Conseils pour le Bas du fleuve

Margaret Friesen, qui prépare un voyage par la route de Montréal à Halifax, via la vallée de la Matapédia, me demande de lui suggérer un itinéraire qui lui permettrait d’éviter les grandes routes, entre Québec et Sainte-Flavie. Malheureusement, je n’ai aucun conseil original à lui dispenser, sinon celui d’éviter l’autoroute 20 entre Québec et Rivière-du-Loup, pour emprunter plutôt la route 132, qui longe le fleuve en traversant certains des plus jolis villages de la province. Des villages qui ont pour noms Beaumont, St-Michel-de-Bellechasse (où on trouve de très belles maisons patrimoniales), Berthier-sur-Mer, St-Jean-Port-Joli, Kamouraska et j’en oublie.

Quelques conseils quand même… À Rivière-Ouelle, prendre le chemin de la Pointe qui mène jusqu’à un quai au bout duquel on a l’impression de se trouver au milieu de la mer. Et continuer en longeant le fleuve, très à l’écart de la «132», jusqu’à St-Denis, où il faut bien revenir sur la grand-route.

De la même manière, il vaut la peine de quitter la route à St-Fabien pour aller jeter un coup d’œil au village de villégiature de St-Fabien-sur-Mer et, naturellement, sur le parc national du Bic qui se trouve juste à côté. Après Rimouski, la petite station de villégiature de Ste-Luce mérite aussi qu’on s’y arrête.
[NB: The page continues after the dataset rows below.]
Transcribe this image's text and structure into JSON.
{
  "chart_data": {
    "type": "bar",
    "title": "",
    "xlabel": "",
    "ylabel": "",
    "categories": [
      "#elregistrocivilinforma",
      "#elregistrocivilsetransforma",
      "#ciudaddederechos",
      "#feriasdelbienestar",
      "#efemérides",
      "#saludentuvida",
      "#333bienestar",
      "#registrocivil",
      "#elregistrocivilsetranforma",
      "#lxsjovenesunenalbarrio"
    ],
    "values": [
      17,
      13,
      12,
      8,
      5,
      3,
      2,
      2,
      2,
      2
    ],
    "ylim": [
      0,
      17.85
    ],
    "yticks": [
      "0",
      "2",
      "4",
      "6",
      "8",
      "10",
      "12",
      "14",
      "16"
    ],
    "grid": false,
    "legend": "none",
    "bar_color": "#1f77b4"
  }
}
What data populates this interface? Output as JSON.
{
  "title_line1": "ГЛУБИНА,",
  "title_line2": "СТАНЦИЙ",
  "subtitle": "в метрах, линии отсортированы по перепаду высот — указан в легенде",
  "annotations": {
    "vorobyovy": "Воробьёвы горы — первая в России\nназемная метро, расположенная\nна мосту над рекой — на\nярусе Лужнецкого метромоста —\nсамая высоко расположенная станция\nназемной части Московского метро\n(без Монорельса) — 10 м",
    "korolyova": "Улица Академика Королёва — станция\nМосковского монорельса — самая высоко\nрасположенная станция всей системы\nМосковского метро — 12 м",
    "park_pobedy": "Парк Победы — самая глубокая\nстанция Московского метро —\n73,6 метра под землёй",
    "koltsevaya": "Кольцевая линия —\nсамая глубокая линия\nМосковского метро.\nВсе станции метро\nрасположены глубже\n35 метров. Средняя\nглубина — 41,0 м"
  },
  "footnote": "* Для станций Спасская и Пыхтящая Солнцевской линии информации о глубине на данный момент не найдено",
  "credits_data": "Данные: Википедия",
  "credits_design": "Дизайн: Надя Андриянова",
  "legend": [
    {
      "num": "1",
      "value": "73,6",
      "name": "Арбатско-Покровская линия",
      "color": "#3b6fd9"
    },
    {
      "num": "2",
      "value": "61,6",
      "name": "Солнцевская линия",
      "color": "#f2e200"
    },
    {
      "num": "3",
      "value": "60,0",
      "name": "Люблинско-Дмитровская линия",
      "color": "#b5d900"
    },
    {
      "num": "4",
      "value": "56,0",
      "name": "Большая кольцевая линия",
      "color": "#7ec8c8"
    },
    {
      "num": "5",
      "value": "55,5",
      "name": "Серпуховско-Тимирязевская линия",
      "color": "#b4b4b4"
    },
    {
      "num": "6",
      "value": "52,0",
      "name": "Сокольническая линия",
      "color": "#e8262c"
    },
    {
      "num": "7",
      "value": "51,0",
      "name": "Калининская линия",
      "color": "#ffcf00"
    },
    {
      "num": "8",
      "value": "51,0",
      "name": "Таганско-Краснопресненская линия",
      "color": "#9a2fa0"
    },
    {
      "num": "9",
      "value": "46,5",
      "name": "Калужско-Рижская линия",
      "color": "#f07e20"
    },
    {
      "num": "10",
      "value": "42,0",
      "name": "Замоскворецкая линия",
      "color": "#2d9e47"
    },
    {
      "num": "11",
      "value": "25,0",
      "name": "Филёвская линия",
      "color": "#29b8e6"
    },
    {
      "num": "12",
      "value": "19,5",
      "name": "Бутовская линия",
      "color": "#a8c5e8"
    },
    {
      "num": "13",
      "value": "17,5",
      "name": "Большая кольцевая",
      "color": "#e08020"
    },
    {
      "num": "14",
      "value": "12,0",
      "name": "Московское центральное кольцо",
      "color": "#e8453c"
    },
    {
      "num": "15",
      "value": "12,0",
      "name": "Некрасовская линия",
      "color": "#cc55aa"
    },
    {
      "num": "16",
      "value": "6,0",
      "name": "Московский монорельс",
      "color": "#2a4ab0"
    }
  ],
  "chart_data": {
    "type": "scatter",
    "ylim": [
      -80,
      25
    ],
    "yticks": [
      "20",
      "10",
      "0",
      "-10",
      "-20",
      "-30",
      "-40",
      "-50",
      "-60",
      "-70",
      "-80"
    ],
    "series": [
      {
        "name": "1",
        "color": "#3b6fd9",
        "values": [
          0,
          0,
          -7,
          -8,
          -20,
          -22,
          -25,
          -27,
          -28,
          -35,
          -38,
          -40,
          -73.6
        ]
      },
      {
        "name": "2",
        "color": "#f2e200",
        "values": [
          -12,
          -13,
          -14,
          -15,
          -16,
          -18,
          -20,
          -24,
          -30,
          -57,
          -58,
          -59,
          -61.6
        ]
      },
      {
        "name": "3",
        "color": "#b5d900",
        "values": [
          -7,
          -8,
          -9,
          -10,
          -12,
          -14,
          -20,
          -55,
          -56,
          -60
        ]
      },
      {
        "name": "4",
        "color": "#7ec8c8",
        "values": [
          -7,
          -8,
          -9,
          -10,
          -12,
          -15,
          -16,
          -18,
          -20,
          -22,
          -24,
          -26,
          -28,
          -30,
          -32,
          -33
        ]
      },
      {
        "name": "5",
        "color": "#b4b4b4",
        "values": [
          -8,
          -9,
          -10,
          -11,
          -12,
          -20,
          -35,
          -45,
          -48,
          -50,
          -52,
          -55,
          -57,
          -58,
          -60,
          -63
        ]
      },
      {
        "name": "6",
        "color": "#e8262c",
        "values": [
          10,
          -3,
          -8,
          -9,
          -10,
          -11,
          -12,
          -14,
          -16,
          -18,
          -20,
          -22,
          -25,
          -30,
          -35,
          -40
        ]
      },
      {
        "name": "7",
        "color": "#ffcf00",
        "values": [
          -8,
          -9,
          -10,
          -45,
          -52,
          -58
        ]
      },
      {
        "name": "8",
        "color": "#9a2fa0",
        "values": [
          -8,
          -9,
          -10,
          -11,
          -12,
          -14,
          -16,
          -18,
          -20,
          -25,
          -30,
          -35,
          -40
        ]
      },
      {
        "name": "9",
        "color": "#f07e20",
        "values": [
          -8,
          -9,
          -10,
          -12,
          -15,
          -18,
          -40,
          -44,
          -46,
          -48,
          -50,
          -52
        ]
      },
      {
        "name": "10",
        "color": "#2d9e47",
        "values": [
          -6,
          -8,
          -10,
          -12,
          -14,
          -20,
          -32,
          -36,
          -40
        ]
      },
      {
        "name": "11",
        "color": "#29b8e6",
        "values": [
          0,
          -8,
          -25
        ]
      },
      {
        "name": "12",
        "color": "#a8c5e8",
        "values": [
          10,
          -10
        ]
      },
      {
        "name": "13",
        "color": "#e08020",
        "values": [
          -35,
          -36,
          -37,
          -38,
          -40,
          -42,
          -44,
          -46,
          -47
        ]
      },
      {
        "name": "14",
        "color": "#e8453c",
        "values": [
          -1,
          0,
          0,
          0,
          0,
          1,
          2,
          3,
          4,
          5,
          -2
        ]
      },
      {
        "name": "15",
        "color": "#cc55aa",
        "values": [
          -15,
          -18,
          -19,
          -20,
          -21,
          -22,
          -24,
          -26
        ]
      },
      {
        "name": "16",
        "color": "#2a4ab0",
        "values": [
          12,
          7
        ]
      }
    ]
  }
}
Et si on dispose de suffisamment de temps pour flâner, il ne faut pas manquer, à Montmagny, de participer à une des excursions vers la Grosse-Île, qui servit de centre de quarantaine, au XIXe siècle, pour les immigrants qui arrivaient d’Europe, ou encore de prendre le traversier pour l’île aux Grues que l’on explorera avec un des vélos proposés en location près du quai où l’on accoste.